Rick Reid, president of Tech Data Canada, said Cisco has identified the exact problem. “”They hit the nail on the head. I was impressed with the level of sophistication they went through to try to solve the problem. And they really did identify the problem.

“”Unfortunately, I believe this will not be a solution to the problem because too many resellers are just going to take the value that has been brought to them to the street and continue to make it too competitive,”” Reid said.

The problem, as far as Reid is concerned, is that Canada has one or two very large resellers that get the largest discount, which is disadvantageous to everyone else.

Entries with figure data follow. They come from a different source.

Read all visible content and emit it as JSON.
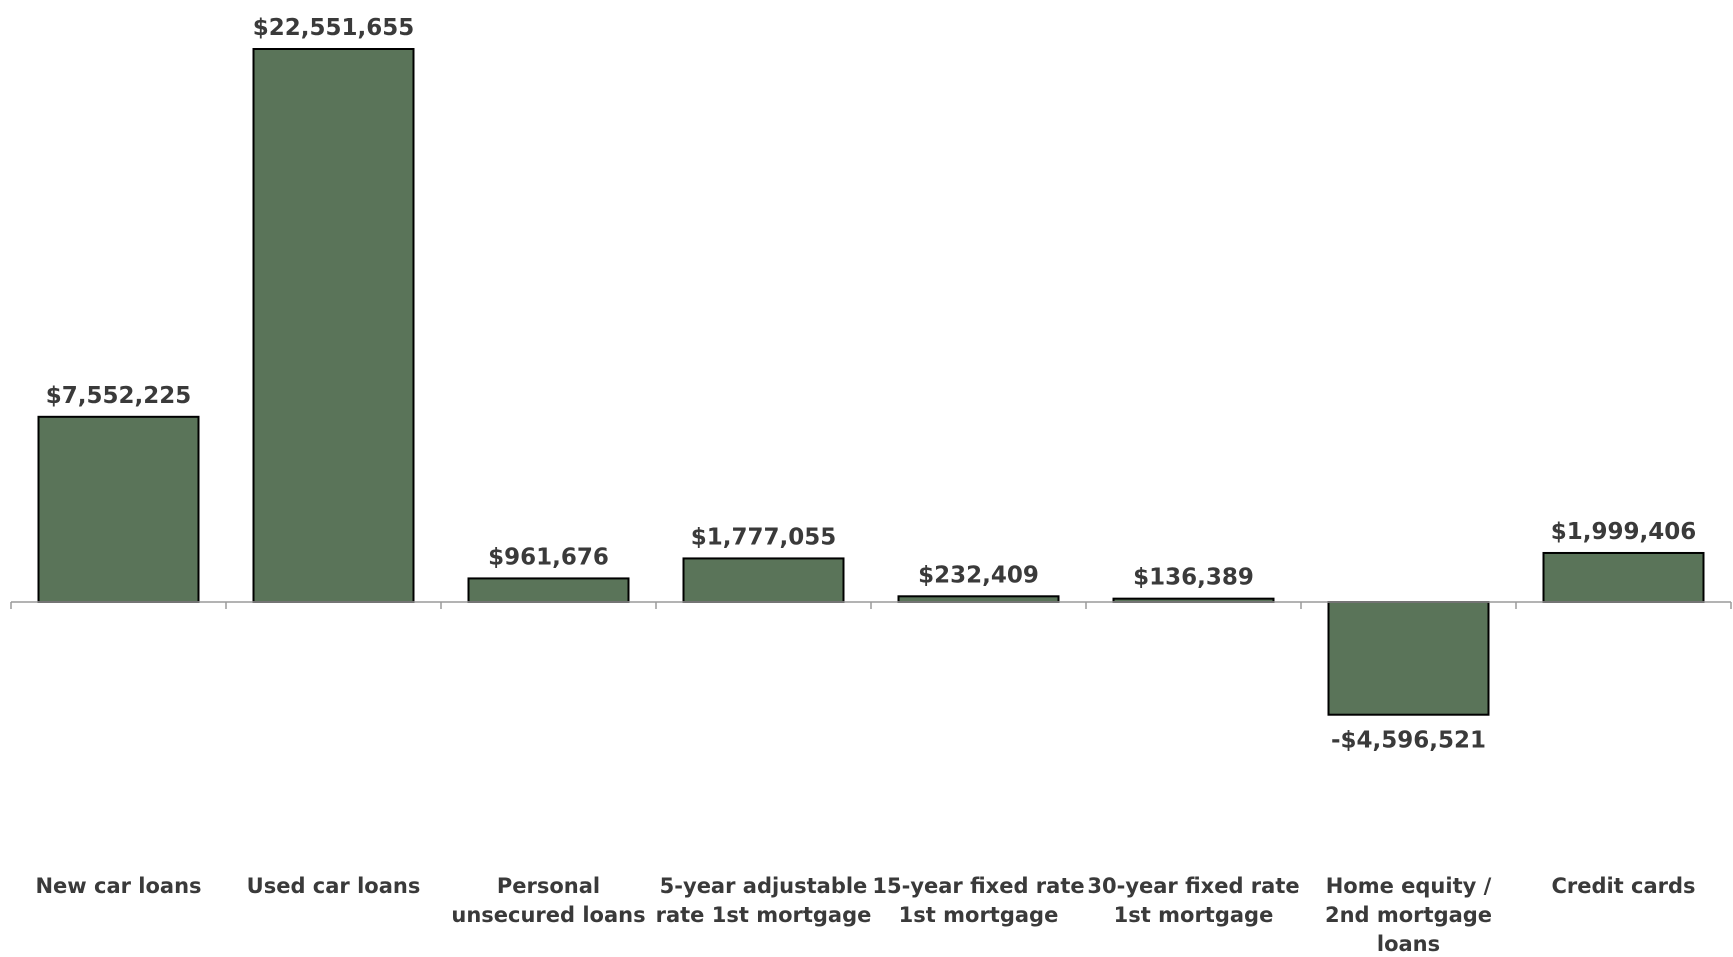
{
  "chart_data": {
    "type": "bar",
    "title": "",
    "xlabel": "",
    "ylabel": "",
    "categories": [
      "New car loans",
      "Used car loans",
      "Personal unsecured loans",
      "5-year adjustable rate 1st mortgage",
      "15-year fixed rate 1st mortgage",
      "30-year fixed rate 1st mortgage",
      "Home equity / 2nd mortgage loans",
      "Credit cards"
    ],
    "category_lines": [
      [
        "New car loans"
      ],
      [
        "Used car loans"
      ],
      [
        "Personal",
        "unsecured loans"
      ],
      [
        "5-year adjustable",
        "rate 1st mortgage"
      ],
      [
        "15-year fixed rate",
        "1st mortgage"
      ],
      [
        "30-year fixed rate",
        "1st mortgage"
      ],
      [
        "Home equity /",
        "2nd mortgage",
        "loans"
      ],
      [
        "Credit cards"
      ]
    ],
    "values": [
      7552225,
      22551655,
      961676,
      1777055,
      232409,
      136389,
      -4596521,
      1999406
    ],
    "data_labels": [
      "$7,552,225",
      "$22,551,655",
      "$961,676",
      "$1,777,055",
      "$232,409",
      "$136,389",
      "-$4,596,521",
      "$1,999,406"
    ],
    "ylim": [
      -10000000,
      24000000
    ],
    "grid": false,
    "legend": "none",
    "bar_color": "#5a7459",
    "bar_border_color": "#000000",
    "axis_color": "#9a9a9a",
    "label_color": "#3a3a3a"
  }
}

“”That has not been solved,”” Reid said.

Mountford assured all resellers at the Partner Summit that Cisco will try to police the program. “”We are policing it,”” said Mountford. “”No more one-offs for IP telephony. It has been eliminated.””

According to Mountford, partners hate losing business because of discounts — even more so than losing business to a better solution or to a better company./P>

Reid acknowledged that Cisco would try to police it and that the customer satisfaction requirement was a good measurement. But, he added, that it’s not the only measurement. “”They have to watch the pricing and, unfortunately, it is illegal to control the pricing that is delivered to the end user market.””

Partners will be able to make even more margin selling the services around solutions such as IP telephony. “”This is a service-rich business,”” Mountford said. “”This helps their P & L (profit and loss) and their balance sheet.””

The market for IP telephony is worth US$4 billion and 60 per cent of it is installed base, while the remaining portion is what Mountford called the Greenfield, or companies without IP telephony.

The Greenfield portion of the market is rapidly shrinking, Mountford said, adding it will be down 20 per cent by the end of the year.

Meanwhile, a host of new programs will be available to partners. They include Lab/Demo leasing for two years; accounts receivable purchases; IP communications financing; and expanded inventory so partners can fulfill projects.

“”The partner financing will be a 30-day improvement on today. It is a fantastic way to improve a partner’s cash flow,”” he said.

To create more market demand, Cisco will launch a $150 million marketing and advertising campaign to help drive business to the reseller channel.